Overview and Summary

?In summary, the risk for developing alcoholism and the resultant negative consequences of alcohol dependence are influenced by a variety of factors in addition to the quantity and frequency of alcohol consumed. Gender, family history, comorbid psychiatric and substance use disorders, and age can impact the development and outcome of alcoholism. This fact significantly complicates the study of alcohol dependence. Ideally, we would construct a straight-forward diagram depicting the interaction of these variables and describing categories into which they might be placed, such as genetic factors, or family factors, or environmental factors. The reality of the complexity of these interactions, however, prohibits readable, meaningful illustration. For example, increasing age generally is associated with decreased risk. However, cohort studies suggest that increasing age might be less protective than it once was. Thus, the interaction of social–cultural issues associated with our current response to healthy aging may reverse the previously reported protective factors of aging. Furthermore, psychiatric comorbidity cannot be comprehensively considered independent of family histories and gender. Although the modulators discussed in this article do not form an “endless” circle, they certainly form a complex system of interconnected factors that eludes illustration.
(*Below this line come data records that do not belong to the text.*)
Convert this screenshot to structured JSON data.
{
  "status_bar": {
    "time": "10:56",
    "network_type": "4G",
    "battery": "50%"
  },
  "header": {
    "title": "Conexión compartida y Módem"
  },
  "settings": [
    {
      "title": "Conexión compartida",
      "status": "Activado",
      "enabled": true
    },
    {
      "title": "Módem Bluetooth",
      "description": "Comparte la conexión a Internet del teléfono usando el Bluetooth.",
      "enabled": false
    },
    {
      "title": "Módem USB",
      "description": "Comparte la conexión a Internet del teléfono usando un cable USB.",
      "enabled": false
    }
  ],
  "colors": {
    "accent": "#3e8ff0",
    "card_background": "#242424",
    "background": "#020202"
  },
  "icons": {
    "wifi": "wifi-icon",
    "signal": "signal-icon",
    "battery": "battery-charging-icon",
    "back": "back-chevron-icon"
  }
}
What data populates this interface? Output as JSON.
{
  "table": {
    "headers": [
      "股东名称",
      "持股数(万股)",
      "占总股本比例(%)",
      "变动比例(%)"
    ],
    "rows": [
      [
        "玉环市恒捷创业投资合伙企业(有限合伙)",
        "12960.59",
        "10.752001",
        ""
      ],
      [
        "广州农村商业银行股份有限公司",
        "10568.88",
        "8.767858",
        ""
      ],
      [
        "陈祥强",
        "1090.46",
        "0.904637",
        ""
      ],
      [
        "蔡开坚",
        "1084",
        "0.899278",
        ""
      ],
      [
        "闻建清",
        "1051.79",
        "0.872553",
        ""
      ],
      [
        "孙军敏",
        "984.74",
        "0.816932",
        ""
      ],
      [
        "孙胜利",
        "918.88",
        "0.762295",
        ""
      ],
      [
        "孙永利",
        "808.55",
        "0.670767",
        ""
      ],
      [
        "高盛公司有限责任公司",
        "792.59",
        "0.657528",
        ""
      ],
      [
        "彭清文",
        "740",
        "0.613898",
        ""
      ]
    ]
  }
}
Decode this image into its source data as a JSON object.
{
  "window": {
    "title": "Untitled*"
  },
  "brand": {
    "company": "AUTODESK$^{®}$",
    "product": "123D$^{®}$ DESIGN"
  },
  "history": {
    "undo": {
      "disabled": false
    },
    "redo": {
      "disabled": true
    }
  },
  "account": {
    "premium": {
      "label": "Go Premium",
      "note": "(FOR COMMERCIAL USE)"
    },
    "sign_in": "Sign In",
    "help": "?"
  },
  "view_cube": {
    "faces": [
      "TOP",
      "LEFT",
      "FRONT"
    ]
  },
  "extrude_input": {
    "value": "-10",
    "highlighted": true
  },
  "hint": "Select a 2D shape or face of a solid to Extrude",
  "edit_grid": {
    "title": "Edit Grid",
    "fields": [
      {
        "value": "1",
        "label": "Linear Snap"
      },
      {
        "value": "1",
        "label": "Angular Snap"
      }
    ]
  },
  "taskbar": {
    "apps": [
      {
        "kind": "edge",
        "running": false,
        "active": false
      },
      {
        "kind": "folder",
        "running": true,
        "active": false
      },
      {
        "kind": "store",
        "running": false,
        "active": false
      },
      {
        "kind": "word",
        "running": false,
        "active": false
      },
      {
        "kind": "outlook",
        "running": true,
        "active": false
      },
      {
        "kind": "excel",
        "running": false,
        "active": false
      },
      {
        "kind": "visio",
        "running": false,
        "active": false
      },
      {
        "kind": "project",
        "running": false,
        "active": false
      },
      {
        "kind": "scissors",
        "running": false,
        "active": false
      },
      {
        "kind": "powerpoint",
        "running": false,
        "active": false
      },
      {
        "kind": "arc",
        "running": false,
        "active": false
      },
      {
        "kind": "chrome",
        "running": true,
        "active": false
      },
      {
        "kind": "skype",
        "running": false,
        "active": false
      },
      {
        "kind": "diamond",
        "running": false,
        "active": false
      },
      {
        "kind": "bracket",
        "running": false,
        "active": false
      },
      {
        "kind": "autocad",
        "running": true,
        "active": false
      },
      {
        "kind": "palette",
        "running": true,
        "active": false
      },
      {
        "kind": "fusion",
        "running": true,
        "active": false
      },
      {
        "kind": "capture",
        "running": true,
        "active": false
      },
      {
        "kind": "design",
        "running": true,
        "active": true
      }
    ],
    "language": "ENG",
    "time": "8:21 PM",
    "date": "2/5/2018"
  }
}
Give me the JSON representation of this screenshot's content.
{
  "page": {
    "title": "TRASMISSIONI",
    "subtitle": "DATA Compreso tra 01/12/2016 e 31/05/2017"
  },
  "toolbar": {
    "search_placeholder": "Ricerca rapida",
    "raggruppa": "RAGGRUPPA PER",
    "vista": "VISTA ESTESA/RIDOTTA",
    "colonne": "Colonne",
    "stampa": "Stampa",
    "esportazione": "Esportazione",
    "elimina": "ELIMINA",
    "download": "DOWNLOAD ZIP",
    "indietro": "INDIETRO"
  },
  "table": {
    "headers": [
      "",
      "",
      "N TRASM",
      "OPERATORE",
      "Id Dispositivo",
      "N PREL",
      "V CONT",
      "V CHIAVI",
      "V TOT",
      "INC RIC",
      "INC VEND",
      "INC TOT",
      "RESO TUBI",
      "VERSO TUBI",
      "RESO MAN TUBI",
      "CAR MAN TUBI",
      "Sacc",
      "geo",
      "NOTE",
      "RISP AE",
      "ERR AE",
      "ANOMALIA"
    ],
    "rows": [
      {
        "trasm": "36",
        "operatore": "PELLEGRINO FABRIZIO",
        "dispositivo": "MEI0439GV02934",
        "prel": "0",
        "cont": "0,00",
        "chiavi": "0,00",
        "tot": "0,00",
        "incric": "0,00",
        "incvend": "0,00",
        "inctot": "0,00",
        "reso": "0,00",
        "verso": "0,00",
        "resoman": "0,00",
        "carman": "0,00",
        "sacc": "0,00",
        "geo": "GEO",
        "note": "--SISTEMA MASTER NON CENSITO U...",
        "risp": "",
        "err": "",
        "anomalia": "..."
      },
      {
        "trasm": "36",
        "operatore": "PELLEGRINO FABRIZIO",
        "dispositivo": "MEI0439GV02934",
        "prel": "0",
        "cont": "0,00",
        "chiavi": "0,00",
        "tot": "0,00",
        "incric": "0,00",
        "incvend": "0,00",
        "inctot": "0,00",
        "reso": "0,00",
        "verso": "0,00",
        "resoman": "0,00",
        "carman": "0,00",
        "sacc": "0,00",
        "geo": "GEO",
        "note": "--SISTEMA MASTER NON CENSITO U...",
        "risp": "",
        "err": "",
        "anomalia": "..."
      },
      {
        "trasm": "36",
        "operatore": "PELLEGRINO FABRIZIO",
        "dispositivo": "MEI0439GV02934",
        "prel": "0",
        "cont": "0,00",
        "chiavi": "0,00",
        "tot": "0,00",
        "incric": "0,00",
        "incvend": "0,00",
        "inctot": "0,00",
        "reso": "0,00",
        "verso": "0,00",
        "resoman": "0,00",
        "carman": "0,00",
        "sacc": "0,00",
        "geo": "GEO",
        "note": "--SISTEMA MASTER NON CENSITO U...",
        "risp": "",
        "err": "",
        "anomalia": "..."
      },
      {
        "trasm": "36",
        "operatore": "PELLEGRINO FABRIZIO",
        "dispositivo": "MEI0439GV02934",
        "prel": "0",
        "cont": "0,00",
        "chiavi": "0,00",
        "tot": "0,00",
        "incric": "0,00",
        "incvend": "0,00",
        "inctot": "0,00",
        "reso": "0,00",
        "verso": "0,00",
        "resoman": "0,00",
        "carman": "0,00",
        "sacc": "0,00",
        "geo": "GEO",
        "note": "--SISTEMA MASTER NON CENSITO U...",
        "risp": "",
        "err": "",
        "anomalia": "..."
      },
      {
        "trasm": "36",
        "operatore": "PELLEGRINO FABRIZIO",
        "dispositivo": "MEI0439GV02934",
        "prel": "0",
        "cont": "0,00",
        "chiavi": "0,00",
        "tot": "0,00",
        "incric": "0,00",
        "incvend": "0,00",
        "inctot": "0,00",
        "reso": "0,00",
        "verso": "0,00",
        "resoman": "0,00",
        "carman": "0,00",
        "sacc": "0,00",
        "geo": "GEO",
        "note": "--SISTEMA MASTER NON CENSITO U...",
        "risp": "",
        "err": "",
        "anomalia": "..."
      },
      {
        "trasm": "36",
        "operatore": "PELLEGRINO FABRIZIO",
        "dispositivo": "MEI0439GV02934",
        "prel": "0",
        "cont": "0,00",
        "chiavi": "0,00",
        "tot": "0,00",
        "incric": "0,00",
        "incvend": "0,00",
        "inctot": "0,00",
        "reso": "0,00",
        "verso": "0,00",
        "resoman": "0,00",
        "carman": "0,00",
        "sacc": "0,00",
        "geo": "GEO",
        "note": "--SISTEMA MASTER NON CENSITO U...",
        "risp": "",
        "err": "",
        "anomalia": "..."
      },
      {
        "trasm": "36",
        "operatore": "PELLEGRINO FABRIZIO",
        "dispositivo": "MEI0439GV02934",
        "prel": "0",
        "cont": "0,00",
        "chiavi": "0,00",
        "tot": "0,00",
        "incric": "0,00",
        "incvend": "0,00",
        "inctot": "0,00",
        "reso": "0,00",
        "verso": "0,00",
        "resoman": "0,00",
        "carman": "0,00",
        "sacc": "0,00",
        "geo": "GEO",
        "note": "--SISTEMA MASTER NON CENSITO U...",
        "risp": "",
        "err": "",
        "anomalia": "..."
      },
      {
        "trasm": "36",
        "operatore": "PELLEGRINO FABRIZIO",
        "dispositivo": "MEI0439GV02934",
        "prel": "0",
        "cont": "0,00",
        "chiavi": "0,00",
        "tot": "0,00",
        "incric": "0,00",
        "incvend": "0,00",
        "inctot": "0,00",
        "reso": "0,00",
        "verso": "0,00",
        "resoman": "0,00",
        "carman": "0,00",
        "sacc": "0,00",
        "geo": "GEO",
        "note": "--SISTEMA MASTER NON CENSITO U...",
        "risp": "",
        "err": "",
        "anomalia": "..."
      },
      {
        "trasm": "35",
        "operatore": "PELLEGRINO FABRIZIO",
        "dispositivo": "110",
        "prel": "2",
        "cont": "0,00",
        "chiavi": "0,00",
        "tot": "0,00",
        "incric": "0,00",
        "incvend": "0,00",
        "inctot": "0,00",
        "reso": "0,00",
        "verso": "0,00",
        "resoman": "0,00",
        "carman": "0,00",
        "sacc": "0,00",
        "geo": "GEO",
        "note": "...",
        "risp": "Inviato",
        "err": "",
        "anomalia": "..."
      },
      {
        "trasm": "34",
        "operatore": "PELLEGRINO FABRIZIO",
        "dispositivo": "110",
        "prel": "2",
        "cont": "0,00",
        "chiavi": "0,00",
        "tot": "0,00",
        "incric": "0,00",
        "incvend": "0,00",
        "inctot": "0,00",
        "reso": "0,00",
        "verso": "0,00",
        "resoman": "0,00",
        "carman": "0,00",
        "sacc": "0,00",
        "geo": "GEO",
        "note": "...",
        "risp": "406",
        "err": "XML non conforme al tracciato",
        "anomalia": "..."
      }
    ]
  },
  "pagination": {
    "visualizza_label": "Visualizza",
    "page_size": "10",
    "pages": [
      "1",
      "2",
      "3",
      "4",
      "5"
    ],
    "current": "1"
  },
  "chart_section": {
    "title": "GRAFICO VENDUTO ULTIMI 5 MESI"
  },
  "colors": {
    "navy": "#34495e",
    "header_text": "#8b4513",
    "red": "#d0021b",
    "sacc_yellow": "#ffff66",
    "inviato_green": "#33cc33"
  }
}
Despite the difficulties associated with such a complex system, it does identify multiple points of intervention, prevention, and treatment. More specifically, the complexity suggests that there is no single point at which such efforts might be effective. Rather, treatment (broadly defined) may occur at various or multiple intersections and may include behavioral, sociocultural, and pharmacologic interventions. However, to most effectively identify these intersections and treatment modalities, programmatic hypothesis-driven research must be applied.

Financial Disclosure

The authors declare that they have no competing financial interests.